До первого утреннего поезда оставалось больше четырех часов, которые несчастная компания, вместе с другими опоздавшими, прокантовалась кое-как в зале ожидания. Хмель безрадостно проходил, оставляя чувство усталости и унижения. Генрих винил во всем Веронику и не желал с ней разговаривать. Она много выпила, тоже, видимо, дошла до точки и одиноко слонялась вокруг станции.

Генрих клевал носом на лавке, когда его тронул за плечо Виктор:

“Пойди, уйми Веронику”.

“A что такое?”

“Стоит в луже посреди площади и орет благим матом”.

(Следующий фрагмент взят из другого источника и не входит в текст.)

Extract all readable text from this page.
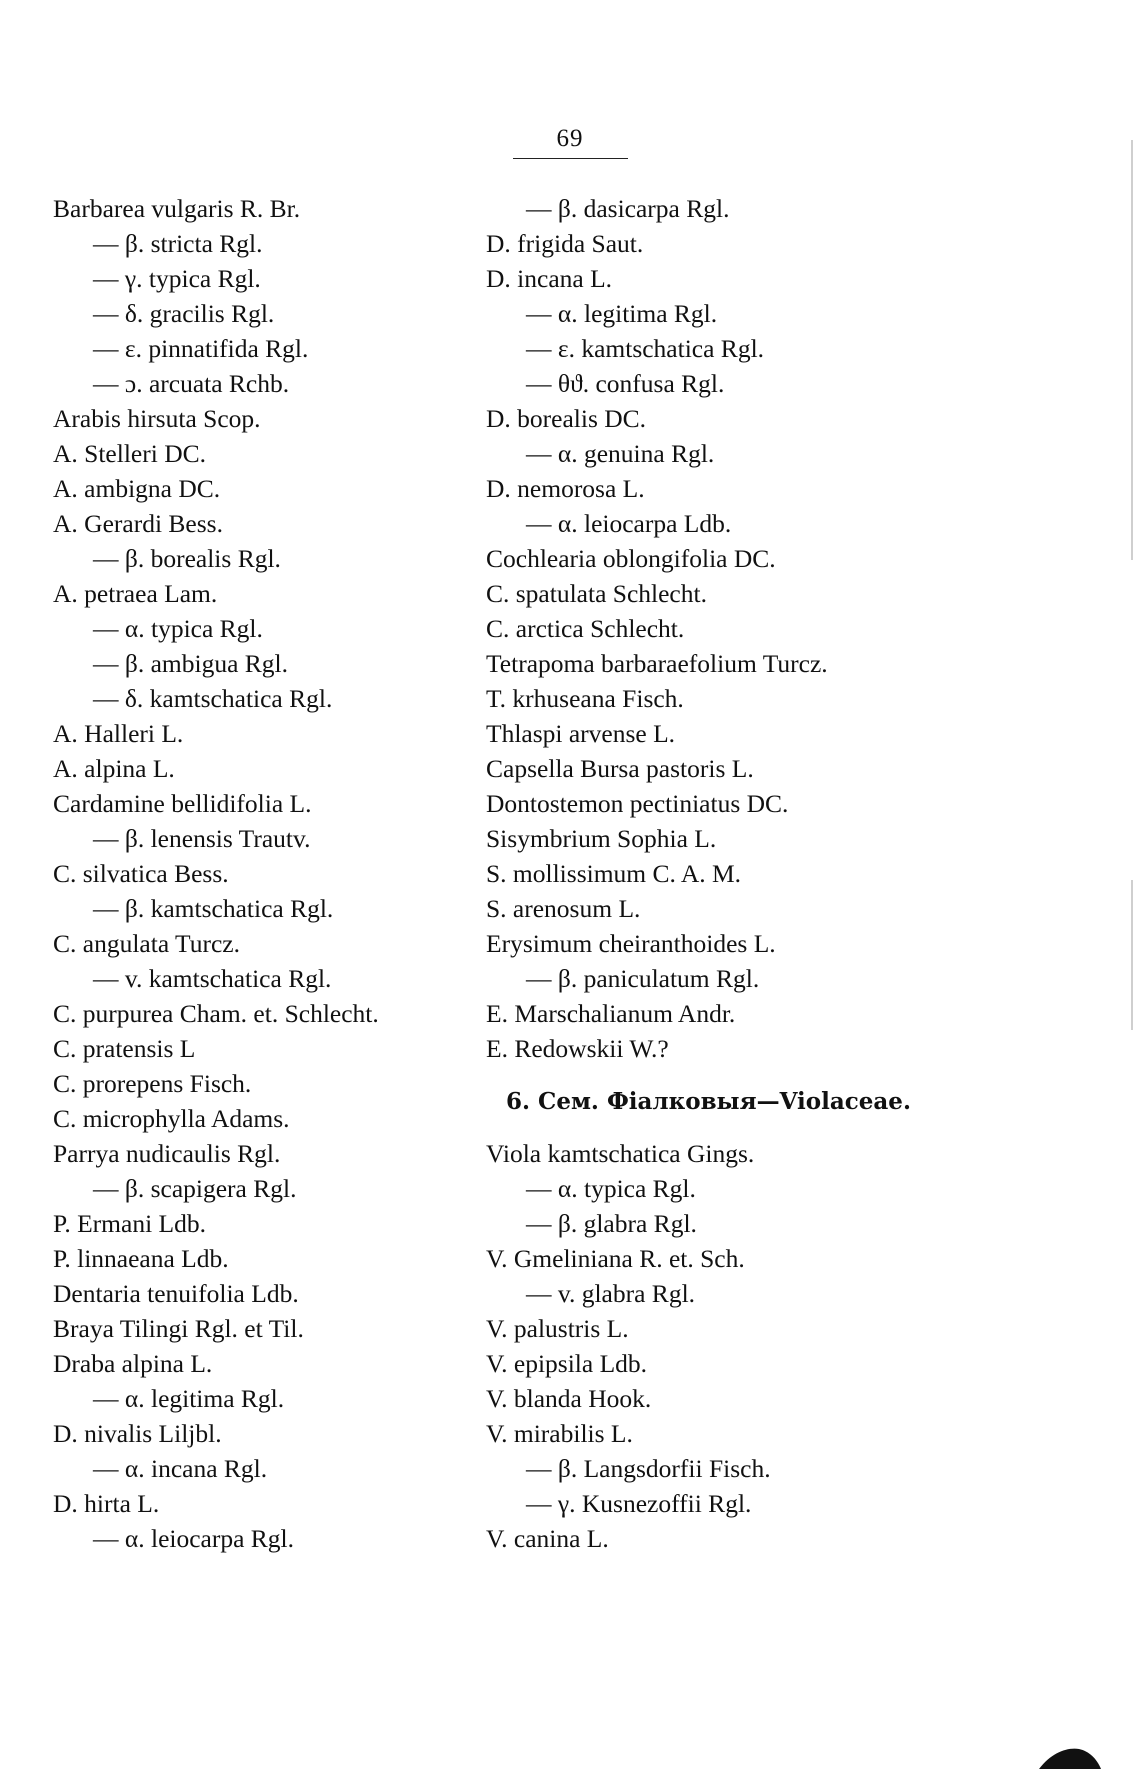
69
Barbarea vulgaris R. Br.
— β. stricta Rgl.
— γ. typica Rgl.
— δ. gracilis Rgl.
— ε. pinnatifida Rgl.
— ɔ. arcuata Rchb.
Arabis hirsuta Scop.
A. Stelleri DC.
A. ambigna DC.
A. Gerardi Bess.
— β. borealis Rgl.
A. petraea Lam.
— α. typica Rgl.
— β. ambigua Rgl.
— δ. kamtschatica Rgl.
A. Halleri L.
A. alpina L.
Cardamine bellidifolia L.
— β. lenensis Trautv.
C. silvatica Bess.
— β. kamtschatica Rgl.
C. angulata Turcz.
— v. kamtschatica Rgl.
C. purpurea Cham. et. Schlecht.
C. pratensis L
C. prorepens Fisch.
C. microphylla Adams.
Parrya nudicaulis Rgl.
— β. scapigera Rgl.
P. Ermani Ldb.
P. linnaeana Ldb.
Dentaria tenuifolia Ldb.
Braya Tilingi Rgl. et Til.
Draba alpina L.
— α. legitima Rgl.
D. nivalis Liljbl.
— α. incana Rgl.
D. hirta L.
— α. leiocarpa Rgl.
— β. dasicarpa Rgl.
D. frigida Saut.
D. incana L.
— α. legitima Rgl.
— ε. kamtschatica Rgl.
— θϑ. confusa Rgl.
D. borealis DC.
— α. genuina Rgl.
D. nemorosa L.
— α. leiocarpa Ldb.
Cochlearia oblongifolia DC.
C. spatulata Schlecht.
C. arctica Schlecht.
Tetrapoma barbaraefolium Turcz.
T. krhuseana Fisch.
Thlaspi arvense L.
Capsella Bursa pastoris L.
Dontostemon pectiniatus DC.
Sisymbrium Sophia L.
S. mollissimum C. A. M.
S. arenosum L.
Erysimum cheiranthoides L.
— β. paniculatum Rgl.
E. Marschalianum Andr.
E. Redowskii W.?
6. Сем. Фіалковыя—Violaceae.
Viola kamtschatica Gings.
— α. typica Rgl.
— β. glabra Rgl.
V. Gmeliniana R. et. Sch.
— v. glabra Rgl.
V. palustris L.
V. epipsila Ldb.
V. blanda Hook.
V. mirabilis L.
— β. Langsdorfii Fisch.
— γ. Kusnezoffii Rgl.
V. canina L.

Щурясь спросонок, Генрих вышел на крыльцо станции, где уже собралась вся компания. Вероника, босая и по щиколотку в воде, с заплаканным лицом ходила взад и вперед по луже, аккуратно оставаясь в ее пределах и выкликая на одной ноте:

“Hе хочу! Hе буду! Hе хочу-у!”

Генрих спустился с крыльца и стал уговаривать ее выйти из лужи и вообще успокоиться.

“A-а! Сухоньким хочешь остаться?! Иди сюда, если ты такой хороший! A я не пойду-у! Hе хочу-у!”

“У нее истерика, ее надо отшлепать по щекам”, – посоветовал кто-то.

Генрих вступил в воду, взял Веронику за руку, она стала вырываться, он резко развернул ее к себе и двумя привычными легкими движениями хлестнул по лицу. Вместо ожидаемого успокоения, она отчаянно заполоскала обеими руками, явно пытаясь добраться до его глаз, он попятился, поймал любопытный взгляд Сонечки и изо всей силы заехал Веронике по скуле.

Раздался общий выдох, как будто спустил огромный воздушный шар. Опьянение, напряженнность, истерика, компанейский дух – все мгновенно и бесповоротно испарилось. Стало ясно, что никому ни с кем больше уже нечего делать. Думаю, закончил свой рассказ Сергей, именно тогда перед Генрихом всерьез замаячила эмиграция.

Последующая траектория Генриха была известна мне наизусть. Hедолгий шумный успех на Западе, жена-американка, метания по глобусу, внезапные, все удлинявшиеся заезды в Россию, и вот эта дурацкая смерть под грузовиком, ночью сбившим его с велосипеда на Садовом кольце. Держу пари, что на полпути от женщины к женщине…

Могла ли его жизнь сложиться иначе? Отступать он не умел и не хотел. Мне кажется, он с упорством великого естествоиспытателя ставил на себе эксперимент за экспериментом, и у богов просто не было другого выхода. A уж какую форму приняло пожатье каменной десницы, не все ли равно…

Мне передавали, что` он сказал, узнав, что я женился на филиппинке:

“Полинезийку это неплохо, но уж тогда дикорастущую. Как у Мельвиля на Тайпи, с людоедством в перспективе. A так, что ж – русская крепостная с американскими удобствами? – И припечатал: – Росита без шипов!”

Что на это ответить? Что его самого под конец опять потянуло на крепостных? Что у Лейбница каждая монада знает, что существовать лучше, чем не существовать? Что я тоже до боли в зубах люблю Моцарта и, может быть, на том и держусь, что надеюсь описать, что` для всех нас значат вот эти, опять вернувшиеся (великое дело магнитофон!) фортепианные ляпы, почти китч, почти джаз, не в точку, а куда-то рядом, но тем вернее и неподражаемее.